Purcell A A (Alf)
A A (Alf) Purcell
Albert Arthur Purcell, universally known to the labour movement and to history as “A A Purcell” and to his friends as “Alf”, was possibly born in London in 1872. An early `Labour’ councillor in Manchester, he had been a supporter of the Marxist trends within the labour movement from his youngest days. Then, in the years preceding the First World War, he became strongly attracted to syndicalism. He was then swept up for the first couple of years after 1920 in the spirit that had led to the formation of the Communist Party, like a number of his contemporaries in the Guild Socialism and Guild Communism movement.
Indeed, he briefly enjoyed an international reputation as an outspoken champion of the Soviet revolution. This largely came out of his important role at the top of British trades unionism. A leading figure on the TUC General Council, Purcell was a member of the earliest British labour movement delegations to Russia. He was also President of the `Amsterdam’ International Federation of Trade Unions (IFTU) at the time of the closer co-operation between British and Soviet trade unions that led to the TUC’s support for a policy of enhanced trade between Britain and Russia. As such, he may have been largely responsible for a 1925 TUC report on the Soviets in 1925.
But, as with many of those who were faced with the choice of being in the Labour Party or the Communist Party, as the bans and proscriptions began to bite, he chose the former after only a couple of years.
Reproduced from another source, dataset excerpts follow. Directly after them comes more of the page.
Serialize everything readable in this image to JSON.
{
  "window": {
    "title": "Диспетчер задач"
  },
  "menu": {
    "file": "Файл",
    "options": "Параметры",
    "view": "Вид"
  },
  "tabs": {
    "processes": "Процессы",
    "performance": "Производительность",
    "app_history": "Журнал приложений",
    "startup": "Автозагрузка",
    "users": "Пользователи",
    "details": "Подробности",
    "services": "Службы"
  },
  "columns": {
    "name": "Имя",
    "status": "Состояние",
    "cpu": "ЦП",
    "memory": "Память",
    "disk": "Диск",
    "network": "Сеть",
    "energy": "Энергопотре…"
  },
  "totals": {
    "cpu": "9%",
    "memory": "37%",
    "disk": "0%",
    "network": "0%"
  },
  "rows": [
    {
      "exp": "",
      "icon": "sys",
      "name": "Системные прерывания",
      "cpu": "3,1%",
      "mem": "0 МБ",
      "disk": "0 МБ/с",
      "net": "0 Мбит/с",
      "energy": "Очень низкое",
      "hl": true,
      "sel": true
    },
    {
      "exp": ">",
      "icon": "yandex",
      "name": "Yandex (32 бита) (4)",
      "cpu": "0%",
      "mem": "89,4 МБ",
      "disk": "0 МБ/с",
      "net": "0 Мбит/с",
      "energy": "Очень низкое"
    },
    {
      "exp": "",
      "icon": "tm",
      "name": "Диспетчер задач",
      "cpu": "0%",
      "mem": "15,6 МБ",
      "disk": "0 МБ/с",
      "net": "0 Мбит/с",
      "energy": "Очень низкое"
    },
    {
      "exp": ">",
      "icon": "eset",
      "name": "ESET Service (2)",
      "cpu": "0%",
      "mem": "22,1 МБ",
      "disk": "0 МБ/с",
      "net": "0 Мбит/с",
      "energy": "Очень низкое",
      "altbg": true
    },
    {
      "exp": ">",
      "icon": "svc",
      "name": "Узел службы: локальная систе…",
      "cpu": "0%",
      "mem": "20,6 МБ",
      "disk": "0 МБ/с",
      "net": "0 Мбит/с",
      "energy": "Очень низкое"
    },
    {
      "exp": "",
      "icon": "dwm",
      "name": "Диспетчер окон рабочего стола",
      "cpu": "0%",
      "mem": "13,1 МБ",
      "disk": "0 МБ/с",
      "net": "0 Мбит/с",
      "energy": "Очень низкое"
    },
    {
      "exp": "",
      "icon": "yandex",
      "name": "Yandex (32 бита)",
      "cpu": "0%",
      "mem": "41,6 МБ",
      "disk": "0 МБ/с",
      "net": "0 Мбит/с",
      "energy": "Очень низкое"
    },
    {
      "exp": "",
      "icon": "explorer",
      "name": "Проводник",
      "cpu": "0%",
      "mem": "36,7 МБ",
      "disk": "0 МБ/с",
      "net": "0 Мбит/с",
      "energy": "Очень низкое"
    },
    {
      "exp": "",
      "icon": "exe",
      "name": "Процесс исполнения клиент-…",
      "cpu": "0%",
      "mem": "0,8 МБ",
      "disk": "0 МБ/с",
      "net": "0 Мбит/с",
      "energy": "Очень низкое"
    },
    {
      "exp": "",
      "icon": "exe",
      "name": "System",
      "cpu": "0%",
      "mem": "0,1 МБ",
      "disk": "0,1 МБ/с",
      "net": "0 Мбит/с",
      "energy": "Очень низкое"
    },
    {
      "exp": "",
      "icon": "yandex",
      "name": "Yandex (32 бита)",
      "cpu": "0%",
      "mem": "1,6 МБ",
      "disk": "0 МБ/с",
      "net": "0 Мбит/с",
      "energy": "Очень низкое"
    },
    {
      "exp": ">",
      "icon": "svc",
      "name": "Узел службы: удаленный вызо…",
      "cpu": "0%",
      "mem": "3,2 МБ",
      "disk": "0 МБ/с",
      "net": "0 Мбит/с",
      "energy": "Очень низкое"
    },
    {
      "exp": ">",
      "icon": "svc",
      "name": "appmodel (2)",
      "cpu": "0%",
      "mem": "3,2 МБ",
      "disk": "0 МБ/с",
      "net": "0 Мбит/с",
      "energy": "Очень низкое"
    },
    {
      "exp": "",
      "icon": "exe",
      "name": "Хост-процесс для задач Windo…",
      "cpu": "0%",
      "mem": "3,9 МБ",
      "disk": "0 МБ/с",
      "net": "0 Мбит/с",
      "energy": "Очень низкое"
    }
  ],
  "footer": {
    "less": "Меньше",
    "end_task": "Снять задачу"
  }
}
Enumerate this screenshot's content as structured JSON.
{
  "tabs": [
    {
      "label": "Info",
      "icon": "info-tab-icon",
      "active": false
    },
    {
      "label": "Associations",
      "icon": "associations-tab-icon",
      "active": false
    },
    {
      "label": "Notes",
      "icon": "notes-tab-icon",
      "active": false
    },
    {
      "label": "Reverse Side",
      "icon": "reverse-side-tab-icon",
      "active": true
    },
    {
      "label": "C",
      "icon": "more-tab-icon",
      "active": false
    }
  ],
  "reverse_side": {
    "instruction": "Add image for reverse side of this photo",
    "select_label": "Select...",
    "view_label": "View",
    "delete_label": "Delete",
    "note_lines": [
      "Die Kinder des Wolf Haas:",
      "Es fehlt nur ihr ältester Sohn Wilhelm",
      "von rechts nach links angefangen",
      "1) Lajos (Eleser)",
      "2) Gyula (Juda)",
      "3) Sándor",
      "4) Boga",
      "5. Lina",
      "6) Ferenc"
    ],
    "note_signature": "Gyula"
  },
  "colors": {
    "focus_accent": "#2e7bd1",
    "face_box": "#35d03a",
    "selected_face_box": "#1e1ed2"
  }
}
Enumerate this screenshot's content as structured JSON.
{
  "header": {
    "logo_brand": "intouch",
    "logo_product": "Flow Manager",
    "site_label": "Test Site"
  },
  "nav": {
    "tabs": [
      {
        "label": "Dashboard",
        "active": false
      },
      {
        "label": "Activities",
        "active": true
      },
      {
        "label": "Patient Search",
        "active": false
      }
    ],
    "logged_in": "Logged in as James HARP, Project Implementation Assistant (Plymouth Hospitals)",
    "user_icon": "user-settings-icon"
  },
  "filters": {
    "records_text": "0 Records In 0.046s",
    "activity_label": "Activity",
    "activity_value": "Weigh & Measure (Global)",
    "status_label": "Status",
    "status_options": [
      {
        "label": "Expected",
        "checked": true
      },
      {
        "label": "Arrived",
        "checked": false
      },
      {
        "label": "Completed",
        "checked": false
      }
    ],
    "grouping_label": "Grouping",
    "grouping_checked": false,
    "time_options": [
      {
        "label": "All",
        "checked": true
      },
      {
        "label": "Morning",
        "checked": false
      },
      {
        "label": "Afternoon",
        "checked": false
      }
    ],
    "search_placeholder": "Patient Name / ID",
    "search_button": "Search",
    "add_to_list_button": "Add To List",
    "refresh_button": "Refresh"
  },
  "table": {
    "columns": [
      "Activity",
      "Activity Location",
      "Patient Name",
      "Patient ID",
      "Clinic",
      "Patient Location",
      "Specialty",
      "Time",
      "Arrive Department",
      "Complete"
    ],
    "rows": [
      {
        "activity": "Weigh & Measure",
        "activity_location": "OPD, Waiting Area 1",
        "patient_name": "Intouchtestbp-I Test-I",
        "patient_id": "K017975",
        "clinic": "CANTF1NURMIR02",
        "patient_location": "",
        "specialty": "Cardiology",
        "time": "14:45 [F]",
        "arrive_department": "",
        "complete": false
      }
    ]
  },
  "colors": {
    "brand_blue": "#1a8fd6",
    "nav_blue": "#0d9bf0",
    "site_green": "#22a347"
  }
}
As with others, it was the offer of a parliamentary seat in the general election of late 1922 that saw him leave formal connection with the fledgling Communist Party, although for another four years he maintained a role as the leading spokesman for the left in the broader movement. He became a Labour Member of Parliament from 1922-24 for the Gloucestershire constituency of the Forest of Dean. However, as a leading TUC ‘left’ his credibility was badly damaged by the role of the General Council during the General Strike in 1926.
In 1927, he lost his role as President of IFTU and, from 1925 to 1929, he was MP for Coventry, during which time, in late 1927 and 1928, he visited India. His general falling out of favour in the labour movement saw him end his career in the relative obscurity of the Manchester and Salford Trades Council which he represented the ISTC on. He died, aged 63, in December 1935.